How does this tie into human culture? Until the past fifteen years, Pennarun notes, “we’ve never had the problems that arise when people have instantaneous broadcast access to millions of people, or that arise when that communication can be instantly surveilled, panopticon-style. Humans did not evolve for this, but rather to interact and work in small groups. Those small groups can coordinate, but there is a structure to those associations. It’s not a free-for-all.” He adds: “The original design of the internet was for a network of networks. You would build your own small network, then connect it to others in a sensible way, and those interchanges could have controls. It was similar to the structures that characterize human social networking.”
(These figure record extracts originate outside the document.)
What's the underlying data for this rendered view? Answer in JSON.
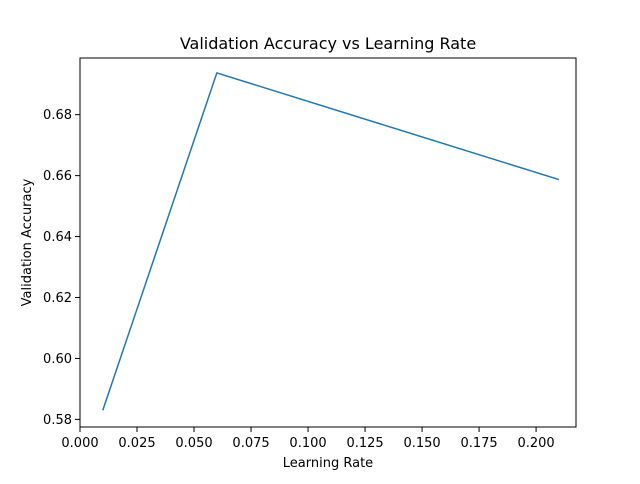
{
  "chart_data": {
    "type": "line",
    "title": "Validation Accuracy vs Learning Rate",
    "xlabel": "Learning Rate",
    "ylabel": "Validation Accuracy",
    "xlim": [
      0.0,
      0.2175
    ],
    "ylim": [
      0.5775,
      0.6986
    ],
    "x_ticks": [
      "0.000",
      "0.025",
      "0.050",
      "0.075",
      "0.100",
      "0.125",
      "0.150",
      "0.175",
      "0.200"
    ],
    "y_ticks": [
      "0.58",
      "0.60",
      "0.62",
      "0.64",
      "0.66",
      "0.68"
    ],
    "grid": false,
    "series": [
      {
        "color": "#1f77b4",
        "x": [
          0.01,
          0.06,
          0.21
        ],
        "y": [
          0.583,
          0.6937,
          0.6587
        ]
      }
    ]
  }
}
Tailscale, as a proposition, suggests that Web 2.0—the era of massive, centralized platforms—has broken that original vision of the internet. And by allowing people and organizations to easily build small networks of computers they can trust, and then invite in people they know won’t be bad actors, they won’t have to be guarded in every network interaction. “I don’t have to be as careful because my friends [or coworkers] aren’t going to attack my server with malware,” as Pennarun describes it. “We solve tangible, concrete problems for developers and IT teams. But the functionality we provide is a carrier for the bigger commentary on how we believe humans should interact.”
Yet he’s quick to distinguish what Tailscale does from Web3 advocates of complete decentralization and blockchain-based accountability, who also have opinions about how humans should interact through technology. “Our model is a careful design based on all of the [networking] options out there. What resulted from that study is a hybrid centralized-decentralized architecture. Control over the network is centralized in one location, but the data that gets exchanged is decentralized.” The system’s peer-to-peer efficiencies make the service zippy and save its customers money. But they also avoid what he sees as a problem with many Web3 solutions, which “come from a place of religious zeal for decentralization. Just because the system is centralized doesn’t mean that decentralizing it solves our problems. The actual problems are not with centralization but with many other things.”
Whether Tailscale’s hybrid vision becomes widely adopted remains an open question. But, as Pennarun says, “We are trying to set a new direction for the internet. We’re currently leading the charge. If another company beats us there, it may be a little worse for me, as a business owner, but it’s still better for everybody who uses the internet. And that’s ultimately what matters.”